Tuesday, February 08, 2005


Hitch (Director: Andy Tennant)

Tennant is a veteran of TV, where his notable work came in on a couple of episodes of "The Wonder Years," "Parker Louis Can't Lose," and "The Adventures of Briscoe County, Jr.," among others. His films include the 2002 hit Sweet Home Alabama, the good Fools Rush In, followed by back-to-back misfires in Ever After and Anna and the King.

There are many styles of romantic comedy. The traditional one is where the man and woman hate each other at first and then fall in love anyway. There's also plenty of love-based-on-lies tales. Another subgenre is the how-to romantic comedy, like How to Lose A Guy in 10 Days, a terrible movie, but the setup of such a movie includes some plan, which goes horribly wrong. It's sort of the Roxanne (famously known as "Cyrano de Bergerac") model, where the person who seemingly knows a lot about love is terrible at it when it comes to their own romances.
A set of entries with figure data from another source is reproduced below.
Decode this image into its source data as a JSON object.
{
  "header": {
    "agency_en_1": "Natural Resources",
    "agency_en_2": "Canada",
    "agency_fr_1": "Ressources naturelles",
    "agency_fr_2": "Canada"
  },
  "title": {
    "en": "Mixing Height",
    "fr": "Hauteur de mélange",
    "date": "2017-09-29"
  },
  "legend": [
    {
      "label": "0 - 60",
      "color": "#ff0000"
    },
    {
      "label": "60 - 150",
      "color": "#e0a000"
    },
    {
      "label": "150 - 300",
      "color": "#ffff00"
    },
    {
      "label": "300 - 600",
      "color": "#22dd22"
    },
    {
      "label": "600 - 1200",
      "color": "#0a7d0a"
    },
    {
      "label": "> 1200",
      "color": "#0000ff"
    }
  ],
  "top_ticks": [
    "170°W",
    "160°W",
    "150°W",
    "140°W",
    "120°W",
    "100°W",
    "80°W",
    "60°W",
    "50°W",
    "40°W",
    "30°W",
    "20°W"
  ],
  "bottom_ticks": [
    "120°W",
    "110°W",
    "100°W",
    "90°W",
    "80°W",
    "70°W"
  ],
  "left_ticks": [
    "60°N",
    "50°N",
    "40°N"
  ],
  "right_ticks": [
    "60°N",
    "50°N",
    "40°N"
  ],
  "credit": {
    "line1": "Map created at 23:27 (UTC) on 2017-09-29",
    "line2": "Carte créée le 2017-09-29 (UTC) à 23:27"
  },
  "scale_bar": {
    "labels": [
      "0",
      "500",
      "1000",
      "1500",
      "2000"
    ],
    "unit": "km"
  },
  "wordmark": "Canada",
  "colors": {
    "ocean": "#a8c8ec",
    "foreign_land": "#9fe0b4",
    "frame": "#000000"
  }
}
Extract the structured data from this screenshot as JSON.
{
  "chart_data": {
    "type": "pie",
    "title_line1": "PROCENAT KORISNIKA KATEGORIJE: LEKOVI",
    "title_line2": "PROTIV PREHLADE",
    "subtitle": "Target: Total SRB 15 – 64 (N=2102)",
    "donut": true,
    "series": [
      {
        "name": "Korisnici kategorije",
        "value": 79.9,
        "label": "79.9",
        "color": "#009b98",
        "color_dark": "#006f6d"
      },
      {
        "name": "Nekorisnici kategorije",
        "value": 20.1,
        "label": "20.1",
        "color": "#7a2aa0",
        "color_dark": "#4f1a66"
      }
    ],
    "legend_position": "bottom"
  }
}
Alfie sort of followed that structure.

This is a good romantic comedy, following said model, just in time for loads of Valentine's Day cash. Will Smith plays Alex Hitchens, a man who secretly works as a "Date Doctor," helping men who can't otherwise find dates to find them. His work leads to helping out the fumbling Albert (Kevin James), who is looking for love from celebrity businesswoman Allegra Cole (Amber Valetta), who just happens to be a tabloid target of late, one that gossip reporter Sara (Eva Mendes) is highly interested in. Of course, Sara and Alex hook up, and Sara has no idea what Alex really does.

The whole setup is to illustrate Alex' imperfection in personal love, even though he seems to have all the answers when it comes to other guys, to show that love isn't planned and perfect. It doesn't help that Sara starts wondering who the Date Doctor is and hopes to get a story. The sort of nasty thread the movie has involves Sara's friend Casey (Crossville native Julie Ann Emery), who has just met a man named Vance (Jeffrey Donovan), who has sought out Hitch's advice only to be turned down when Hitch realizes the man just craves the booty. Since Sara ends up sleeping with the man, and it was clearly not a romantic evening, the Date Doctor becomes pure fodder for man-hating once Sara incorrectly connects the dots.
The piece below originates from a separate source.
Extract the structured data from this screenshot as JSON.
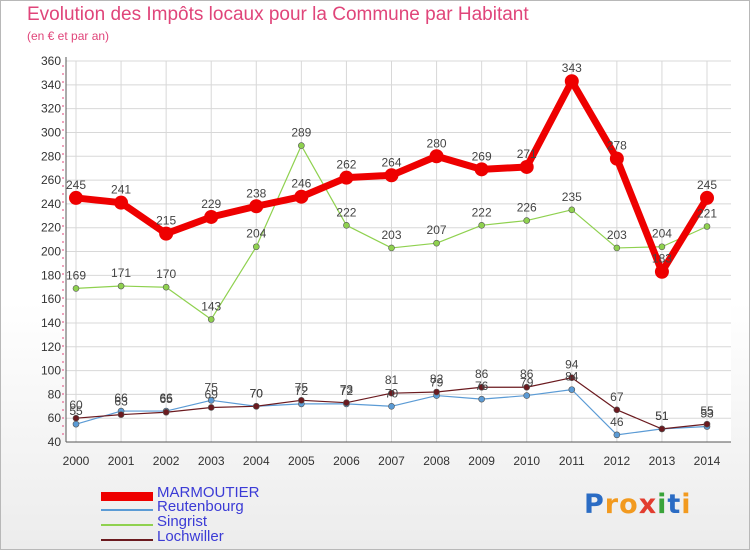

Will Smith is in 100% likeable mode here, a perfectly tailored character for his usual confident, outgoing self. He has many scenes obviously written for him here, for crowd-pleasing fun. I didn't have a problem with those cheap little tricks that the filmmakers put in for word-of-mouth. What I did have a problem with was the whole inevitable breakup-to-makeup section of the movie, where it tries for a Jerry Maguire-esque (a movie that gets shown in this film with its archetypal "You had me at hello," line--By the way, some trivia--Will Smith did the "You had me at hello" line in Shark Tale, which also voice-starred Renee Zellweger) ending sort of sinks the film under the weight of just trying too hard to get those perfect love story moments. The filmmakers didn't follow their own advice when they constructed these scenes.
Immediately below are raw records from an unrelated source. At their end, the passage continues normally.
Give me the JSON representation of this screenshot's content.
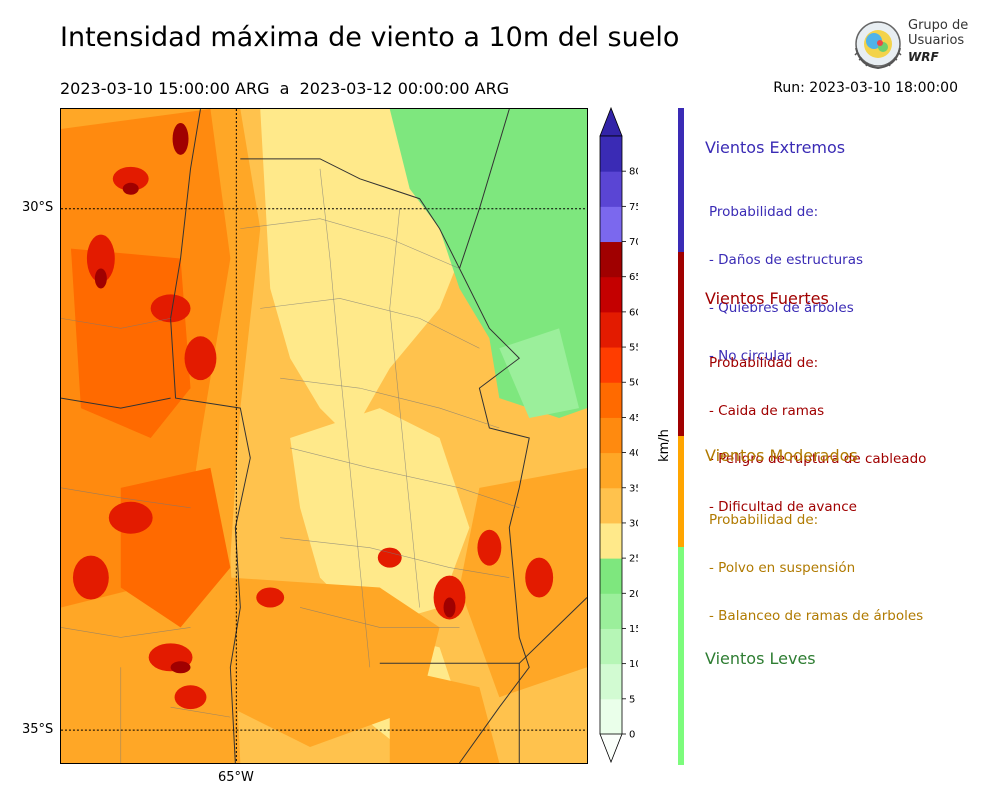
{
  "title": "Intensidad máxima de viento a 10m del suelo",
  "subtitle": "2023-03-10 15:00:00 ARG  a  2023-03-12 00:00:00 ARG",
  "run": "Run: 2023-03-10 18:00:00",
  "logo": {
    "line1": "Grupo de",
    "line2": "Usuarios",
    "line3": "WRF"
  },
  "map": {
    "lat_labels": [
      "30°S",
      "35°S"
    ],
    "lon_labels": [
      "65°W"
    ]
  },
  "colorbar": {
    "unit": "km/h",
    "ticks": [
      "0",
      "5",
      "10",
      "15",
      "20",
      "25",
      "30",
      "35",
      "40",
      "45",
      "50",
      "55",
      "60",
      "65",
      "70",
      "75",
      "80"
    ],
    "colors": [
      "#eaffea",
      "#d2fbd2",
      "#b6f6b6",
      "#9bef9b",
      "#7ee77e",
      "#ffe98a",
      "#ffc24d",
      "#ffa726",
      "#ff8a0f",
      "#ff6a00",
      "#ff3d00",
      "#e31b00",
      "#c40000",
      "#a00000",
      "#7b68ee",
      "#5a45d4",
      "#3a2bb5"
    ],
    "extend_low": "#fbfffb",
    "extend_high": "#3324a8"
  },
  "legend": {
    "categories": [
      {
        "title": "Vientos Extremos",
        "color": "#3a2bb5",
        "lines": [
          "Probabilidad de:",
          "- Daños de estructuras",
          "- Quiebres de árboles",
          "- No circular"
        ]
      },
      {
        "title": "Vientos Fuertes",
        "color": "#a00000",
        "lines": [
          "Probabilidad de:",
          "- Caida de ramas",
          "- Peligro de ruptura de cableado",
          "- Dificultad de avance"
        ]
      },
      {
        "title": "Vientos Moderados",
        "color": "#b07a00",
        "bar": "#ffa500",
        "lines": [
          "Probabilidad de:",
          "- Polvo en suspensión",
          "- Balanceo de ramas de árboles"
        ]
      },
      {
        "title": "Vientos Leves",
        "color": "#2e7d32",
        "bar": "#7cfc7c",
        "lines": []
      }
    ]
  }
}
However, who am I to quibble? Couples out on V-Day looking for some romantic fun are going to love every bit of it, no matter what atrocities the film actually makes (once some of those couples break up, they'll be able to see those flaws). But I'm not trying to steer anyone away from it. It really is engaging for the most part, and I found myself smiling through an hour and a half. It's the last thirty minutes that need a little work.

Everyone is very good here, and Kevin James makes a great clumsy romantic, holding his own with the star power of Smith. I really liked Eva Mendes here, too. The hispanic Cindy Crawford (to me, anyway, which is a very good thing--Eva Mendes is hot, hot, hot) pulls off an engaging performance, as does Amber Valetta in her limited role. The movie does make some dilemmas in screen time for certain people, as James falls off the screen for a good long while, and Michael Rapaport plays a friend of Hitch who completely disappears after his one scene is over. Another thing I liked was the avoidance of certain cliches. It would have been easy, in one scene, to have Albert meet Allegra at the office with no pants on, but they steered away from it (thank goodness). They also could have had a "wrestling match" between Hitch and Albert become a walk-in-at-the-wrong-time gay joke, which we are spared.

Just like 50 First Dates last year, a fine Valentine's film.